Harsh J skrev:
Hello Per,
On Thu, Sep 1, 2011 at 2:27 PM, Per Steffensen <st...@designware.dk> wrote:
Hi
FileInputFormat sub-classes (TextInputFormat and SequenceFileInputFormat)
are able to take all files in a folder and split the work of handling them
into several sub-jobs (map-jobs). I know it can split a very big file into
several sub-jobs, but how does it handle many small files in the folder. If
there are 10000 small files each with 100 datarecords, I would not like my
sub-jobs to become too small (due to the overhead of starting a JVM for each
sub-job etc.). I would like e.g. 100 sub-jobs each about handling 10000
datarecords, or maybe 10 sub-jobs each about handling 100000 datarecords,
but I would not like 10000 sub-jobs each about handling 100 datarecords. For
this to be possible one split (the work to be done by one sub-job) will have
to span more than one file. My question is, if FileInputFormat sub-classes
are able to make such splits, or if they always create at least one
split=sub-job=map-job per file?
You need CombineFileInputFormat for your case, not the vanilla
FileInputFormat which gives at least one split per file.

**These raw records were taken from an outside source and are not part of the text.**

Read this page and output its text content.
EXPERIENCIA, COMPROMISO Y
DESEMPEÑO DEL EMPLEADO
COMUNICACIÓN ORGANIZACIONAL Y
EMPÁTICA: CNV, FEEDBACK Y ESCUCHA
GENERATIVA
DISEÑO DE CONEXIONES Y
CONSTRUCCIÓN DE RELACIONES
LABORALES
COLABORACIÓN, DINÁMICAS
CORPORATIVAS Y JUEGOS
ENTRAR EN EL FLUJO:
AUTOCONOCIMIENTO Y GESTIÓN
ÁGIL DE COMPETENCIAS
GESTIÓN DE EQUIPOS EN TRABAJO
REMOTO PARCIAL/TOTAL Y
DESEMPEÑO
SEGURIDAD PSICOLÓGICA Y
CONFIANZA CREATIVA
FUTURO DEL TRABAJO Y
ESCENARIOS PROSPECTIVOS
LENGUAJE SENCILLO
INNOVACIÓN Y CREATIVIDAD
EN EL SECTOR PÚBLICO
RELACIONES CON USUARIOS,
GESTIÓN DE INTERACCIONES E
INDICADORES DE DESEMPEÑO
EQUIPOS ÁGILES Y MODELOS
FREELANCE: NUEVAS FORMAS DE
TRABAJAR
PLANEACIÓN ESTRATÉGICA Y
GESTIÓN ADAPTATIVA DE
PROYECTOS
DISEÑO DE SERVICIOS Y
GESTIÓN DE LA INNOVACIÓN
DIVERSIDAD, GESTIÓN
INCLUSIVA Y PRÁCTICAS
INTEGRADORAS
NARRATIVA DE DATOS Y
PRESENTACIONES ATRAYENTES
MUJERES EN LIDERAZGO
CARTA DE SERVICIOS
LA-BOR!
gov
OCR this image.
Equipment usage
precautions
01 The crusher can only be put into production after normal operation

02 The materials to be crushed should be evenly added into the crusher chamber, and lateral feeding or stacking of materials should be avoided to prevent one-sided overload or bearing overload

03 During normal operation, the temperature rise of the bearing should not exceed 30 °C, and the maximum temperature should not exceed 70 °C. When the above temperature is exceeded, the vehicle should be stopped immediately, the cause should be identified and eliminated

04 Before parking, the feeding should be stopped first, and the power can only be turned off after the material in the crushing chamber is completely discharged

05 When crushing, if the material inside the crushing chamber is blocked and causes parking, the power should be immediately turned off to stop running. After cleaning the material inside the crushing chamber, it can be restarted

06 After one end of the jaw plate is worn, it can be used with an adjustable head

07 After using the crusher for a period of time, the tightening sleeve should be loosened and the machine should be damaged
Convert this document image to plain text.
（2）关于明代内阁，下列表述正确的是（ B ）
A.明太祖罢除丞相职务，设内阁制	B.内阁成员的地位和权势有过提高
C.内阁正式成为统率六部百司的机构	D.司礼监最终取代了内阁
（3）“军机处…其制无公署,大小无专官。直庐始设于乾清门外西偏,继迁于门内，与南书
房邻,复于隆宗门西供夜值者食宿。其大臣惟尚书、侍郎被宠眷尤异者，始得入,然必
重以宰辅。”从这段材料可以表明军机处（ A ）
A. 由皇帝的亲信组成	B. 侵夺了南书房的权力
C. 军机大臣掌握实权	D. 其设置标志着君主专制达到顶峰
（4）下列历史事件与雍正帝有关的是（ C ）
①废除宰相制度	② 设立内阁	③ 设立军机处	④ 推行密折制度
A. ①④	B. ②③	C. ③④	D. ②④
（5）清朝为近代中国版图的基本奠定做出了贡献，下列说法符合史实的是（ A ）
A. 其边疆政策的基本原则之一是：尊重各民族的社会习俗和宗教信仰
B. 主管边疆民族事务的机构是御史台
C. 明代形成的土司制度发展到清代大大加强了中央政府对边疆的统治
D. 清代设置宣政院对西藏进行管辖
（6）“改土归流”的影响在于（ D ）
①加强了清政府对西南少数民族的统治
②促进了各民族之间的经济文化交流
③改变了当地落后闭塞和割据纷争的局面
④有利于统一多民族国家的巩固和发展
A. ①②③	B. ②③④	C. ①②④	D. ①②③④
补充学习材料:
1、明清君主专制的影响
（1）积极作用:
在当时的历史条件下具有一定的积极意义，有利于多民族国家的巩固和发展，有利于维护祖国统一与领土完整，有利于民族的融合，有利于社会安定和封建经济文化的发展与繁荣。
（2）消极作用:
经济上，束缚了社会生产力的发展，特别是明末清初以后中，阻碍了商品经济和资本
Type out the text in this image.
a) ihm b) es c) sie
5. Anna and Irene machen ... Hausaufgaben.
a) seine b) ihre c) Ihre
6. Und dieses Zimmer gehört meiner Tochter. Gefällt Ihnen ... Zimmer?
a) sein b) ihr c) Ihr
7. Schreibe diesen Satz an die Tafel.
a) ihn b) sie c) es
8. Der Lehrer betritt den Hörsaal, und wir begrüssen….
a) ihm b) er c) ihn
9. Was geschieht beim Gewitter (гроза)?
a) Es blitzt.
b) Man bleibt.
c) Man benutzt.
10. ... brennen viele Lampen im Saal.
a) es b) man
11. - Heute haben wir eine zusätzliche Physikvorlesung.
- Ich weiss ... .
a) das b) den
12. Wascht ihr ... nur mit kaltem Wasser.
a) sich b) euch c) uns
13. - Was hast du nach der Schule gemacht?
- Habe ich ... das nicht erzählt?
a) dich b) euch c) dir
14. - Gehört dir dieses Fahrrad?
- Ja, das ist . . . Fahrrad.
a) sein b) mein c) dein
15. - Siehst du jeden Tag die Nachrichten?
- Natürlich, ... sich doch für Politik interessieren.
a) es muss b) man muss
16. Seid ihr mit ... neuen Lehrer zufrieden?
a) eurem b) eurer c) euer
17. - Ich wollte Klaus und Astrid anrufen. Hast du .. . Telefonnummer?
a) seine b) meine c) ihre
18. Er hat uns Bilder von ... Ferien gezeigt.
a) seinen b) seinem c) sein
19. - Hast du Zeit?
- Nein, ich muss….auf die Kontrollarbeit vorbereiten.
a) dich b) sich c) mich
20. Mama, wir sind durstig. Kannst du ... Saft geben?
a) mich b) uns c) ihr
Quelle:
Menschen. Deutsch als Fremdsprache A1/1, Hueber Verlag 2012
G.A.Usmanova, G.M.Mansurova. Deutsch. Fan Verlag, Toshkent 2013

Yes I found CombineFileInputFormat. It worries me a little though to see
that it extends the deprecated FileInputFormat instead of the new
FileInputFormat. It that a problem?
Also I notice that CombineFileInputFormat is abstract. Why is that? Is
the extension shown on the following webpage a good way out of this:
http://blog.yetitrails.com/2011/04/dealing-with-lots-of-small-files-in.html
Another thing is: I expect that FileInputFormat has to somehow list the
files in the folder. Who does this listing handle many many files in the
folder. Most OS's are bad at listing files in folders when there are a lot
of files - at some point it become worse than O(n) where n is the number of
files. Windows of course really suck, and even linux has problems with very
high number of files. How does HDFS handle listing of files in a folder with
many many files? Or maybe I should address this question to the hdfs mailing
list?
Listing would be one RPC call in HDFS, so it might take some time for
millions of files under a single directory. Although the listing
operation, since done in-memory of the NameNode would be fast enough,
the transfer of the results to the client for large amount of items
may take up some time -- and there's no way to page either. I do not
think the complexity is worse than O(n) though, for files under the
same dir - only transfer costs should be your worry. But I've not
measured these things to give you concrete statements on this. Might
be a good exercise?
It would be nice with some number about this, yes. But we will make our
own performance test anyway.
Also know that listing is only done on the front end (job client
submission) and not later on. So it is just a one time cost.